Projet de règlement des coupes dans la forêt de Saint-Germain-en-Laye et dans la garenne du Vésinet

« [p. 87] Projet de règlement de coupes dans la forest de Saint Germain
Il y a dans la forest de Saint Germain environ 3631 arpens de taillis, dont il s’en trouve environ 2099 en valeur, environ 674 abroutis qu’il faut receper et comprendre dans les ventes, environ 258 qu’on juge à propos de réserver pour des ventes extraordinaires lorsqu’ils seront rétablis, environ 580 dont on ne doit attendre le rétablissement que du temps, et environ 20 arpens qu’on juge à propos de laisser croître en futaye. Ainsi, on ne doit compter que sur environ 2773 arpens de taillis dont on puisse régler les coupes.
Sur ce pied, comme on a remarqué que le bois de cette forest dépérit après 25 à 30 ans de crue, on, croit qu’on ne sçauroit mieux pourvoir à son aménagement qu’en y réglant les coupes de taillis à 27 ans de crue et à depuis 80 jusqu’à 120 arpens par an, suivant la consistance des cantons, desquels il ne seroit pas à propos, pour la décoration, de couper une partye sans l’autre.
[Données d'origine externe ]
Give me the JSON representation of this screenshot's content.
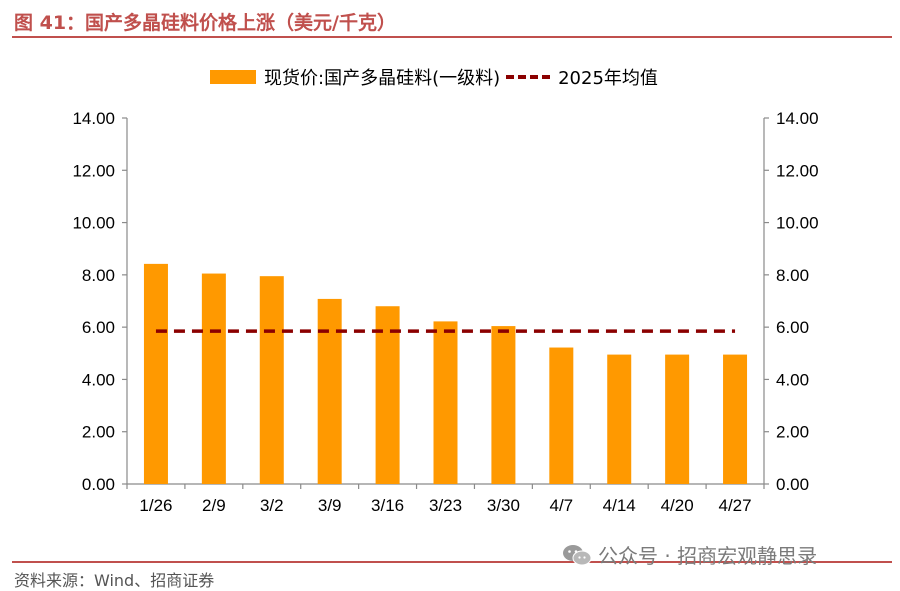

[p. 88] En cas que ce projet soit approuvé par le Roy, comme il se trouve dans plusieurs endroits beaucoup d’anciens balliveaux sur le retour et un grand nombre de modernes établés en pommiers, il faudra dans toutes les ventes où il s’en trouvera de tels et où ils offusquent le taillis les couper en observant de réserver les mieux venans des uns et des autres et quelques vieux chênes de côté et d’autre, des moins sur le retour, afin qu’ils jettent du gland dans les ventes.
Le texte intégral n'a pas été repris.